La cavalcade du taureau Marthin...

Courrier des lecteurs

Source : Courrier des lecteur
Le Progrès / Courrier
Jeudi 15 mars 2007
Auteur : Pierre Gigandet
Il y a quelques mois, dans une étable du petit village de Saules, naquit un veau mâle (un mèssia en patois). Couché dans la paille fraîche et sèche renouvelée souvent, nourri d'un lait généreux additionné d'oligo-éléments, il grandissait à vue d'oeil et faisait la fierté du paysan.
Il avait assez mauvaise tête, chahutant, beuglant pour un oui, pour un non, et jamais content. Au printemps on le mit au pâturage du côté de Chaindon, là où l'herbe est tendre et touffue. Il fallut aussi le baptiser. Le petit-fils de l'éleveur opta pour Martin, mais sa sueur voulu à tout prix y ajouter la lettre H. Ne voulant pas de quiproquo, le paysan mit le H entre le T et le I, de sorte cela donna Marthin. Le taurillon vindicatif, parfois agressif avec ses proches se distingua bientôt par une tête de cochon, ne voulant pas obéir, se révoltant sans cesse et donnant des coups bas à droite et à gauche. Au pâturage il voyait quotidiennement les bâtiments de la Fonderie et quand il ruminait c'est d'un œil noir qu'il regardait la Boillat!
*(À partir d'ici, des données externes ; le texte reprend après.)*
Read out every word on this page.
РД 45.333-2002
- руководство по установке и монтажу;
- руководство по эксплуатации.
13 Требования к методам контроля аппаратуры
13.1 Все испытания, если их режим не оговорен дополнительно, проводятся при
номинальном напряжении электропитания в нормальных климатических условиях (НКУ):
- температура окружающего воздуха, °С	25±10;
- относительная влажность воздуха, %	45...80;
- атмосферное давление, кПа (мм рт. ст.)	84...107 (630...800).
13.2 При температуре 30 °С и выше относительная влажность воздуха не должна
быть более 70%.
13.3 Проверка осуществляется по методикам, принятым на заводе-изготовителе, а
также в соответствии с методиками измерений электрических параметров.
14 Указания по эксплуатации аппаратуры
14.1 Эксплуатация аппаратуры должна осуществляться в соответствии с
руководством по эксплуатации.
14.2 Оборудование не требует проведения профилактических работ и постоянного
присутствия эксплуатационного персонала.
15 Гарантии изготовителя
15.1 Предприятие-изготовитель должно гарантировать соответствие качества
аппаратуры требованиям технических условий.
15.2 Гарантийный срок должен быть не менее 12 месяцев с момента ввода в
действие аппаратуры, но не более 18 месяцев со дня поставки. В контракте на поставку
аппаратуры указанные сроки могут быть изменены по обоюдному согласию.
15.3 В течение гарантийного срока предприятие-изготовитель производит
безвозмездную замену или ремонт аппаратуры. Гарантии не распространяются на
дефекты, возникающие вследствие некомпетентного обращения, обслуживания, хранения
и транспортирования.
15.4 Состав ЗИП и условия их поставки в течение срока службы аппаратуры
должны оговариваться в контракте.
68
Promis comme tous ses congénères à l'abattoir et devenu bien gras et bien musclé avec cependant pour ceux de sa race une grosse tête, il dû prendre bientôt le chemin de la boucherie du Moulin de Loveresse. Chargé de force dans le van il frappa de toutes ses forces contre les parois, mais arriva de gré ou de force devant l'abattoir. Semblant calmé il fut sorti de la benne sans trop de précaution, sautant alors d'un formidable bond, il renversa tout sur son passage et partit à toute pompe du côté de Reconvilier. Fit un tour autour de Boillat 2, enfila une rue du côté du Home du Petit Marais, pensant apercevoir peut-être un ou deux retraités de Swissmetal, semant la panique dans le village, poursuivi par les agriculteurs, la police locale, mettant en émoi, une fois de plus, les licenciés, les cadres au chômage et même le maire Torti, qui n'est surtout pas un tordu et n'esquive pas ses responsabilités. Il faut, dit celui-ci, téléphoner à Sarko, il peut nous aider. On appelle Neuilly et Monsieur-Je-sais-tout répond: «Je vais vous aider, je sais comment faire, j'ai mobilisé un escadron de gendarmerie pour retrouver le scooter de mon fils, je vais vous envoyer le GIGN (groupe spécial français d'intervention dans les prises d'orages et détournement d'avions)». Ce qui fais sauter en l'air le Daniel, ancien maire et nouveau conseiller, qui prend son mégaphone et se met à hurler: «Arrêtes-toi espèce de taureau d'mes deux, je vais t'attraper tôt ou tard!».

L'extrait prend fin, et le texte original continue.